David Fuller's view -
“The Government, which was in coalition with the Greens, decided to increase the % of "green" energies to reduce the French dependence (they should say independence) on nuclear electricity. To please the Greens, during the Presidential electoral campaign in 2012, Hollande promised to close Fessenheim (the oldest French nuclear plant). Since the departure of the remaining green ministers earlier this year, there are still talks of closing it down but other talks of lengthening its life (from what I read I doubt it since it would be very costly). In France, there is one nuclear plant under construction using a new technology (EPR -Evolutionary Pressurized Reactors- a 3rd generation of PWR -Pressurized Water Reactor) in Flammanville; the second one has been suspended by EDF following Fukushima; in 2013 EDF announced that current demand did not warrant launching its construction. The first one under construction is in Finland and is a kind of financial disaster for Areva being 5 years behind schedule(!) so far and will probably increase to 9 years, due to design and construction problems (I understand the construction of this new generation is rather complex - I guess these are "normal" glitches for new babies).
“The French nuclear lobby is very powerful in France (even the communists are pro-nuclear) and I do not see how France could achieve 50% nuclear electricity by 2025 from 75% currently. The French nuclear plants are getting rather old and will need to be replaced: my guess is that most will be replaced but for any unforeseeable event.

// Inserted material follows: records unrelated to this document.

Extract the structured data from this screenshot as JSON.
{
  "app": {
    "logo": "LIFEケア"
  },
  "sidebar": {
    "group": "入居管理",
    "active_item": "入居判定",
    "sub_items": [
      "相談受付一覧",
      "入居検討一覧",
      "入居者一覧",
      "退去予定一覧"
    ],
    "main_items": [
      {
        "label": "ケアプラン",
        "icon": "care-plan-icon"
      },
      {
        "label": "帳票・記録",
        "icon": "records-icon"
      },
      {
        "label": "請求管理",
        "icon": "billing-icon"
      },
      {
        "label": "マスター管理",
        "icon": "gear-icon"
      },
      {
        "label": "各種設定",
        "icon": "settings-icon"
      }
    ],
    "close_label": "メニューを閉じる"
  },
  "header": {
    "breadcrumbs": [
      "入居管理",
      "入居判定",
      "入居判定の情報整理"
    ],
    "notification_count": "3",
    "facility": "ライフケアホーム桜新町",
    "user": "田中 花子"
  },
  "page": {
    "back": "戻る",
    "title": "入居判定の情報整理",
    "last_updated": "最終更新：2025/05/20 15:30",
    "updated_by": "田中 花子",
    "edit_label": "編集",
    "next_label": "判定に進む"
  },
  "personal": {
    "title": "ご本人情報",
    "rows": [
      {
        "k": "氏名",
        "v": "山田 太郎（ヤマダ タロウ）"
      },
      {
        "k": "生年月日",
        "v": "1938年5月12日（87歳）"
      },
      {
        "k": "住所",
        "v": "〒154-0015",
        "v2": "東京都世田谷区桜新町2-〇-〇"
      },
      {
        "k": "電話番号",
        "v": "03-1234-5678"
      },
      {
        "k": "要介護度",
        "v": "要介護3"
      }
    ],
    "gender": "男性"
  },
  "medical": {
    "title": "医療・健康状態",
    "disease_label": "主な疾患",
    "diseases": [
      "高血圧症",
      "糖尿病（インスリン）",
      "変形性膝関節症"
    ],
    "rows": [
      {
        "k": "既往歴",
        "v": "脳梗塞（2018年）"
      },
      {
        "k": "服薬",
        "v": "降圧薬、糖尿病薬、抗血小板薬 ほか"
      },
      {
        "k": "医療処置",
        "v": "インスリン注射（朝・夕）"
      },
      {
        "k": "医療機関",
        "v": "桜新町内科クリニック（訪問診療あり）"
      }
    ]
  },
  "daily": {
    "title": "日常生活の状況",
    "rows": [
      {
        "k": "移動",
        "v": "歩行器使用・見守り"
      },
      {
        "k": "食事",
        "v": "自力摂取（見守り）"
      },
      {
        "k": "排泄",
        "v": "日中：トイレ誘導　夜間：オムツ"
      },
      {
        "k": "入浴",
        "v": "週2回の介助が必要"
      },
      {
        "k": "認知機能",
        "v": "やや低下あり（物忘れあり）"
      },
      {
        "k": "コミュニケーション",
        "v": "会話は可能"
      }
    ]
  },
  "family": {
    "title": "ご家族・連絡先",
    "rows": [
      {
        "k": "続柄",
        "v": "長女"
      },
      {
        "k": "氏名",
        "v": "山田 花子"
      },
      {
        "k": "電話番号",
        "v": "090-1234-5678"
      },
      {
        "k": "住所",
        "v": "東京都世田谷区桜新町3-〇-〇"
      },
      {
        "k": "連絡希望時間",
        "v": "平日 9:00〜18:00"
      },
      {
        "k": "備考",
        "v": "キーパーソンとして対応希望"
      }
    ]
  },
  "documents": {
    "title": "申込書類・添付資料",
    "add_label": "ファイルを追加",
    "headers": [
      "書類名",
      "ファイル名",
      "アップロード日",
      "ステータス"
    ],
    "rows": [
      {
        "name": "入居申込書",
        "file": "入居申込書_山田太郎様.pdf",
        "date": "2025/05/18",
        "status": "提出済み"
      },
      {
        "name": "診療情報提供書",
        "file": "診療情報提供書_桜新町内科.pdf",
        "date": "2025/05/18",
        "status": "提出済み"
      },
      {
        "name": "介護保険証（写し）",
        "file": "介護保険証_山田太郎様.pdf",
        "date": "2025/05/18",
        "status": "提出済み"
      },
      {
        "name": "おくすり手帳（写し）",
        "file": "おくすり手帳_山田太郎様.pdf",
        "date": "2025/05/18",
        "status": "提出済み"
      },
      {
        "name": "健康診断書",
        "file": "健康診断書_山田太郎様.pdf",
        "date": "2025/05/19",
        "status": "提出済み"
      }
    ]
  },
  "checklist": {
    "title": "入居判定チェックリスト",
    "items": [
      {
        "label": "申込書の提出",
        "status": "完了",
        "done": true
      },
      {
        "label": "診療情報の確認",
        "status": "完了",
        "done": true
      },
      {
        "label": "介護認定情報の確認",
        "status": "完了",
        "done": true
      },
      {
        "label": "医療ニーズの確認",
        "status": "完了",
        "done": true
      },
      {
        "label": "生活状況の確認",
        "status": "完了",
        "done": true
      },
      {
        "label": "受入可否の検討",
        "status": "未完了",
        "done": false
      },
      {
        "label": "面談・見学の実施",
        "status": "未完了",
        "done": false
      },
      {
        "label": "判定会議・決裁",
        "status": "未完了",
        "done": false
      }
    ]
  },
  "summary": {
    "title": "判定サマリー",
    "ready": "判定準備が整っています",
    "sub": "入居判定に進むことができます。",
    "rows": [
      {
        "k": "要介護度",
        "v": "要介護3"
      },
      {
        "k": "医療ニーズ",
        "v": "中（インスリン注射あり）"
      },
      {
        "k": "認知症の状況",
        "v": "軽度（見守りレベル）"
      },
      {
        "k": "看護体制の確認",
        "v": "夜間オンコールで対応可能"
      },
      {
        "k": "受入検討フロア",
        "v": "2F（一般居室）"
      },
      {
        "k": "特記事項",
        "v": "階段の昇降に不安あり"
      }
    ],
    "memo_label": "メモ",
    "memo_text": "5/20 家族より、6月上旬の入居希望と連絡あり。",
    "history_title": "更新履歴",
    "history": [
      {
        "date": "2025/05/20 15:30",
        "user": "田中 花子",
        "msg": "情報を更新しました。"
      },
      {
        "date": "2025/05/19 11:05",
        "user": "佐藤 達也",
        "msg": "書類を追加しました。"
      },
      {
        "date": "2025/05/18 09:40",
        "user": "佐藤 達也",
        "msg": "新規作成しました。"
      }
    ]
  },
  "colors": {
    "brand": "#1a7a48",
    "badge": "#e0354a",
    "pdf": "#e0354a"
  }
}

“France badly needs nuclear electricity to balance (a bit) its Energy trade deficit. According to Areva, the nuclear industry represents EUR 6 billion of annual exports, employs 125,000 workers (410,000 in indirect and induced employment is added) plus several EUR billions of electricity exports. Finally, electricity is cheaper in France than Germany, one of the few competitive advantages of France.
“I have been very bearish on the French economy and I do not see any fundamental improvement. How long will the Germans tolerate France always signing agreements and never abiding by them? Time is running really short, and we are in an environment of artificially low interest rates which, when going up again, will really hurt the French budget (today, interest payments are higher than the income tax...). The mood in France is really bad (when talking to family and friends). I wrote an article a couple of years ago where I explained that it was France and not Italy that was the sick man of Europe, and I believe that the "chance" of an EU breakdown more possible than ever.”
Thank you so much for this very detailed and informative summary. The haunting question I ask myself: How much more prosperous might France and indeed most other European countries be today, without the Euro and the vast, often undemocratic and very expensive Brussels regime?